I went to visit my sister. She lives in a perfect house, with a perfect family, in a perfect town. Yet, something was not right. Her house was grand, covered in gild and crystal, and everyone was dressed to the nines. Perfect decor, perfect clothes, perfect taste. Yet, something was not right. Decadent cuisine filled the cupboard, and the children all behaved. Husband was always home by five and she never had to work a day. Perfect food, perfect kids, perfect husband. Yet, something was not right.

It was not the way the house smelled, for flowers filled every porcelain vase. It could not be the paint job; there was not a single dent, scratch, or chip in the place. Certainly not the family dog, since he never barked, shed, or spread mud through the house. Perfect scent, perfect paint, perfect pet.

It was the still air, as if everything was frozen in time It could be the tense fear when her husband shot them a jettatura when no one was watching. It must have been the hidden bruises covered by perfect pallets. A dark truth, a firm hand, and a tight noose.

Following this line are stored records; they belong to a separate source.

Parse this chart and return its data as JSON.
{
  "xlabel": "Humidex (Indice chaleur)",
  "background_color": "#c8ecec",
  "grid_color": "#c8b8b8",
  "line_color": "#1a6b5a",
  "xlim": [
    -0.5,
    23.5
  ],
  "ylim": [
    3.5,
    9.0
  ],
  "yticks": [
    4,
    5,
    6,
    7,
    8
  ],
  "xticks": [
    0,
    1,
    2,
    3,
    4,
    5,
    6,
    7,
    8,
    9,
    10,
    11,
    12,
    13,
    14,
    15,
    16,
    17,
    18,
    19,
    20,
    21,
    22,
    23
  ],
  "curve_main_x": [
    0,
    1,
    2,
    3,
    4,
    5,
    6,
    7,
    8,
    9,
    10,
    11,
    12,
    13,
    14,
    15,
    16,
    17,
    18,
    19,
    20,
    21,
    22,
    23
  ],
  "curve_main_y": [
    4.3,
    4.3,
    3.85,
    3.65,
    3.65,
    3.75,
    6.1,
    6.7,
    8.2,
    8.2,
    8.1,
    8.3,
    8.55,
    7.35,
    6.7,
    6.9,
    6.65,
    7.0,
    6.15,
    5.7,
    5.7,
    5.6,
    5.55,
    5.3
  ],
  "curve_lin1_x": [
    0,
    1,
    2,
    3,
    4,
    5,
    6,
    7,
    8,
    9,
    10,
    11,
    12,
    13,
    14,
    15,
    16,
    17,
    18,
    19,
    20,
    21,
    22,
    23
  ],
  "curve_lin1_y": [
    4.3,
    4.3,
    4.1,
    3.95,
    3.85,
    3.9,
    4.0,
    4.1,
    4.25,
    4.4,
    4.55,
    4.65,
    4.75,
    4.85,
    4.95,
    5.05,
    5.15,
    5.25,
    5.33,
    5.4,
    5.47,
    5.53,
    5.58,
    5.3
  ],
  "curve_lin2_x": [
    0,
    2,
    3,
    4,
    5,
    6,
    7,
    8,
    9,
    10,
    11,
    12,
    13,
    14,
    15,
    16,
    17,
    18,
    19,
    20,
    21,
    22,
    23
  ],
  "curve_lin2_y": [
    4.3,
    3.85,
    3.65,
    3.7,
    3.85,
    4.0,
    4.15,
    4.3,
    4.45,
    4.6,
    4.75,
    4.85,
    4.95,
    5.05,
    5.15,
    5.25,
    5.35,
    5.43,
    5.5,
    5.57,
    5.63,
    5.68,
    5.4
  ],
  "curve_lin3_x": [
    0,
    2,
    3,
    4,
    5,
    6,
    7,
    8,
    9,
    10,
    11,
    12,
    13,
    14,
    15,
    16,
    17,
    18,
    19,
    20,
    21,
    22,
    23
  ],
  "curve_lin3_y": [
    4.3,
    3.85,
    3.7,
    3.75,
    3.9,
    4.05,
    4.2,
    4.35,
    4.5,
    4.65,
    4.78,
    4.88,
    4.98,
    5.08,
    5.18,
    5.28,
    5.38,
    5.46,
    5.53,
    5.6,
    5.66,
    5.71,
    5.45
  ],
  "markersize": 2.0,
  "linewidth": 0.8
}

I went to visit my sister. The maid told me of a fight, my sister running down the hall in a fright. Whispering, “I had enough,” She loved him, thought twice, but must be free. I went to find her. Her daughter told me how her mother jutted around eccentric. Dancing about sweets and carelessness, enough with being perfect. Just had to stop him, not let him know. I went to find her. My sister told me through stripped lips, “Vanity is no more,” knife tight in grip. All her skin laid in spirals on the floor. In a frenzy, in a fit, she bleeds to death, so she didn’t have to be perfect.

“Yet, I still love him,” She said futilely grabbing bandages. When she heard him coming she almost started running towards the door. Forgetting it doesn’t matter anymore. Then she remembered she lost what he loved most. He couldn’t see her, there is no fixing what she has done.

Spirals of skin painted the floor. Pleading eyes stared at me through blood. I would say she was only a shell of a person, but her insides were the only thing that was left. Perfect blade, perfect blood, perfect mutilation. Only the last glint of fear in her muscles held her bones together, but soon even that was gone, Emptiness in a scarlet puddle was my last image of her.

So, I let her die. Goodbye, perfect mother, perfect wife, perfect sister. Perfection will always win.


Disclaimer: This is a work of fiction. Names, characters, businesses, places, events, and incidents are either the products of the author's imagination or used in a fictitious manner. Any resemblance to actual persons, living or dead, or actual events is purely coincidental.